11. SECURITY REPORTING

Uonyx encourages customers, security researchers, and members of the public to report security concerns, potential vulnerabilities, and suspected incidents through the appropriate channels. All reports are reviewed and investigated in good faith.

11.1 Contact Directory

11.2 What to Include in a Report

When submitting a security report, please include the following information where available:

• A clear description of the suspected vulnerability or security issue;
• The affected platform module, API endpoint, or system component;
• Steps to reproduce the issue (for vulnerability reports);
• Any supporting evidence such as screenshots, request/response payloads, or logs; and
• Your contact information so that Uonyx can follow up for additional information if required.

11.3 Response Commitments

Uonyx commits to the following response timelines for security reports:

• Acknowledgement of receipt of the security report within forty-eight (48) hours;
• Initial assessment and severity classification within seven (7) Business Days; and
• Regular updates on the investigation and remediation progress for confirmed issues.

12. POLICY UPDATES

Uonyx reviews and updates this Security and Data Protection Policy on a periodic basis to reflect changes to the Services, the threat landscape, security best practices, applicable legal and regulatory requirements, and organisational security improvements.

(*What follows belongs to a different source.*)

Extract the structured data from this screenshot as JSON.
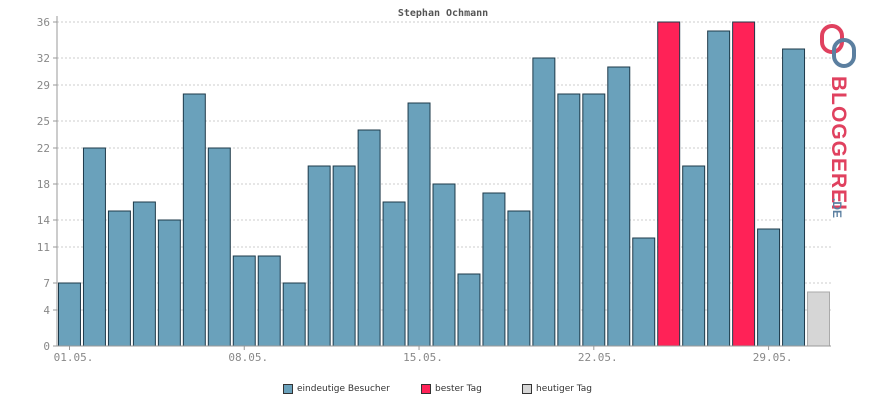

12.1 How Updates Are Communicated

When Uonyx makes material changes to this Policy, we will:

• Publish the updated Policy at https://uonyx.com/legal/security with a revised 'Last Updated' date;
• Post a notice on the Uonyx website or platform; and
• Where a change materially affects customer data protection commitments, provide notice to customers as required by applicable law or the Agreement.

We encourage customers, enterprise procurement teams, and security reviewers to periodically review this Policy to stay informed of Uonyx's security practices and commitments.

12.2 Relationship to Other Policies

This Policy should be read in conjunction with the following Uonyx legal and compliance documents, all of which are available at https://uonyx.com/legal:

• Data Processing Agreement (DPA): The legal agreement governing Uonyx's obligations as a data processor, including GDPR Article 28 compliance.
• Privacy Policy: Describes how Uonyx collects and uses personal data in its capacity as a data controller.
• Acceptable Use Policy: Defines the permitted and prohibited uses of the Uonyx Services.
• Sub-Processor List: Current list of sub-processors engaged by Uonyx (https://uonyx.com/legal/subprocessors).
• Service Level Agreement: Defines Uonyx's uptime commitments and support response standards.